LBX: Little Battlers eXperience

Game review by
David Chapman, Common Sense Media
LBX: Little Battlers eXperience Game Poster Image
Pocket-size bots pack a powerful, and personal, punch.

Parents say

age 6+
Based on 1 review

Kids say

age 7+
Based on 1 review

A lot or a little?

The parents' guide to what's in this game.

Educational Value

Kids can learn to think strategically and creatively as they collect LBX parts and use them to build unique robots. They will analyze the statistics of their own bots versus those of opponents, while using problem-solving skills to complete challenges and reach objectives. Kids also will learn to work together as a team to help overcome various obstacles and to defeat opponents. LBX will give players a fun story while challenging their problem solving and creativity in building their own personal robot warriors.

Positive Messages

Although battling opponents is main focus of gameplay, story focuses on teamwork, friendship, helping those in need, believing in yourself. 

Positive Role Models & Representations

There are obvious bad guys, but most characters presented as kind and supportive, if not a little competitive. Van, his friends, show strong traits of friendship, selflessness, compassion.

Ease of Play

Simple controls, but understanding intricacies in customizing, maintaining LBX robots could be overwhelming, especially for younger players.

Violence

Battles between LBX key to single, multiplayer.
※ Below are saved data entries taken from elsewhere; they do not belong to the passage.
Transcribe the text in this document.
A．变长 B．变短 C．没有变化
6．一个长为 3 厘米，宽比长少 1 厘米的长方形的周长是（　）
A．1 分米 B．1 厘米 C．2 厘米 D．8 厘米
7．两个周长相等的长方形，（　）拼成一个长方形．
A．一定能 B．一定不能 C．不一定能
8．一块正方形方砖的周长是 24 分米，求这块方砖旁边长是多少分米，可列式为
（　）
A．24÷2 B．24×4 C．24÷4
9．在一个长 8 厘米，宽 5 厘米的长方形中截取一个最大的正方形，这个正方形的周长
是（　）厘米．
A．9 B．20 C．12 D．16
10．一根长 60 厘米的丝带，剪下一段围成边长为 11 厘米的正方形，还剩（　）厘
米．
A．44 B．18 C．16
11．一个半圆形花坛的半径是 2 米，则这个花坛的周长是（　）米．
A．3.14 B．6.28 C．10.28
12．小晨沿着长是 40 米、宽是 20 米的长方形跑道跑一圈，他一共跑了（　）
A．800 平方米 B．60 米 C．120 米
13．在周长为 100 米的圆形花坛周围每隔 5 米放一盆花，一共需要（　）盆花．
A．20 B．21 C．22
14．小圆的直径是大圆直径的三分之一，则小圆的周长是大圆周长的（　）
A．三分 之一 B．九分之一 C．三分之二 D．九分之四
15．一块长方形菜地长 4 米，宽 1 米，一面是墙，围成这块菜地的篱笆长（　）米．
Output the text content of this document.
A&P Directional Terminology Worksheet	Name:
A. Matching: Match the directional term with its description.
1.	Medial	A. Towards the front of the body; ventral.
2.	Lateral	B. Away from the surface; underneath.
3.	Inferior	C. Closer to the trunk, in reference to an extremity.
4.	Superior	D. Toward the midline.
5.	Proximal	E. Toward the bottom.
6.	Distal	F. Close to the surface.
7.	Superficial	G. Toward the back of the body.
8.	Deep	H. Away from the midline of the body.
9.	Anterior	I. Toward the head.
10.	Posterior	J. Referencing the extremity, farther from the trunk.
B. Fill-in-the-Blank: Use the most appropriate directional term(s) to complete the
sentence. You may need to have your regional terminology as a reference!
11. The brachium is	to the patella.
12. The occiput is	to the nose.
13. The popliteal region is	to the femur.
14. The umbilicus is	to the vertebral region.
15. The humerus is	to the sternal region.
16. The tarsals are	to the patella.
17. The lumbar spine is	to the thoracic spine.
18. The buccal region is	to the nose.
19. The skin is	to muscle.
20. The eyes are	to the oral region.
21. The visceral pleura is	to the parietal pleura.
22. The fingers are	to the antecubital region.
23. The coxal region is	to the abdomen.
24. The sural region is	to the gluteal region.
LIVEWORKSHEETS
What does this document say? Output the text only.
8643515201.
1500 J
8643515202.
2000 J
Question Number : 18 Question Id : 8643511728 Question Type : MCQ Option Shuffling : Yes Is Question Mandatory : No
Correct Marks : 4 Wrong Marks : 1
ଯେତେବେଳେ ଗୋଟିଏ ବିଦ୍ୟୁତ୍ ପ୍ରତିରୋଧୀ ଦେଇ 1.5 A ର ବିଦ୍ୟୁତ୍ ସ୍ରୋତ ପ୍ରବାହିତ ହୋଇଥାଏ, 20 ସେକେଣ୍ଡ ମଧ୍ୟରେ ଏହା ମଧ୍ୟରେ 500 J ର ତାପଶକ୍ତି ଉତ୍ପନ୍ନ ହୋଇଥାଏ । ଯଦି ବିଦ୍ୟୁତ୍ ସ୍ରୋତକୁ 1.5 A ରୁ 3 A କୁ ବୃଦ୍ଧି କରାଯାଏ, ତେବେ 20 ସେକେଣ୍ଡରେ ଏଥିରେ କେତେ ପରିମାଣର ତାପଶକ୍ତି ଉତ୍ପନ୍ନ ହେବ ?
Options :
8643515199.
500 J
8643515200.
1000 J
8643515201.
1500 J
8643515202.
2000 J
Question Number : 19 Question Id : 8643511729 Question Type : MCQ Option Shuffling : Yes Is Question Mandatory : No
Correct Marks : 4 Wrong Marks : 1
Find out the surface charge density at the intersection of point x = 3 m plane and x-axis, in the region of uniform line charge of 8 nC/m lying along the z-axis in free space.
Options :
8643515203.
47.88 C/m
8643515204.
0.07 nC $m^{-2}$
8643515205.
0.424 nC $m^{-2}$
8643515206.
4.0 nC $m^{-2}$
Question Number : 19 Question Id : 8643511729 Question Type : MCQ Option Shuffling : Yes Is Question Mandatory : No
The story can be violent in spots. Lots of hand-to-hand combat, gunplay. Actual robot-on-robot violence lacks gore; in worst-case scenarios leaves players with broken robots.

Sex
Language
Consumerism

Game is part of a franchise, including an animated series, toys, various other merchandise.

Drinking, Drugs & Smoking

What parents need to know

Parents need to know that LBX: Little Battlers eXperience for the 3DS is the latest in a popular Japanese action-adventure multimedia franchise, the first to be released to North America alongside Nicktoons' localized version of the animated series. Fans of the series may find themselves interested in picking up or checking out other LBX-themed merchandise after playing this title. The game introduces players to a world where kids compete against one another with small, customizable remote-controlled robots called LBX. The robots use various melee and ranged weapons against each other, sometimes until one player's LBX is destroyed, but the toy-like nature of the robots keeps the violence from being graphic. Players should be aware that though the controls are simple, the customization and maintenance can be tricky, which could lead to some frustration. They should also be aware that though multiplayer is limited to local play, some players could still be exposed to offensive words in other player's nicknames.

User Reviews

  • Parents say
  • Kids say
Adult Written bynduns September 1, 2015

I wasn't expecting this to be as good as it is

I have to say, this is very well-done, but it's also what I wish most anime-licensed games following the original story line would be like. When the story... Continue reading
Kid, 12 years old March 24, 2018

Good game.

Frankly, the game play of this game is the best I've ever seen. You can control a robot, move it around an arena, and battle with your friends. The control... Continue reading

What's it about?

Following the story line of the animated series airing on Nicktoons, LBX: LITTLE BATTLERS EXPERIENCE puts players in the role of Van Yamano and his friends as they take their skills with small customized robots called LBX beyond the Battle Box, working together to stop a global conspiracy and save the world. With more than 130 LBX sets and over 30,000 combinations, players also can create their own unique LBX robots to use in the single-player story or in local multiplayer action for up to six players.

Is it any good?

Proving that good things come in small packages, these robots are small in stature but big in fun. At first glance, LBX might look like it's geared more toward younger kids, but there's a considerable amount of depth for gamers of all ages. The story is surprisingly good, though the occasional dark turn (which includes things such as an attempted political assassination) might be a little much for young kids. As interesting as the story is, most kids likely will be more focused on the core gameplay of battling, collecting, and customizing their LBX. This is the bread and butter of LBX and what will keep gamers coming back for more. 

With so many parts to collect and so many ways to combine them, it's entirely possible to put together an LBX unlike anyone else. Even if two LBX look the same, what's under the hood could be completely different. Because of the work put into each bot, it's hard not to feel a special connection to your custom creations. And though a lot of micromanagement can go into actually building an LBX, it's done in such a way that it encourages experimentation without ever becoming an exercise in frustration and a player trying to get things "just right." Gamers of all ages may find themselves getting pleasantly lost in the LBX universe.

Talk to your kids about ...

  • Families can talk about learning to build new things in the game and in real life. Does something mean more when you build it yourself? Why?

  • How can the game's examples of teamwork and helping others be applied to daily life?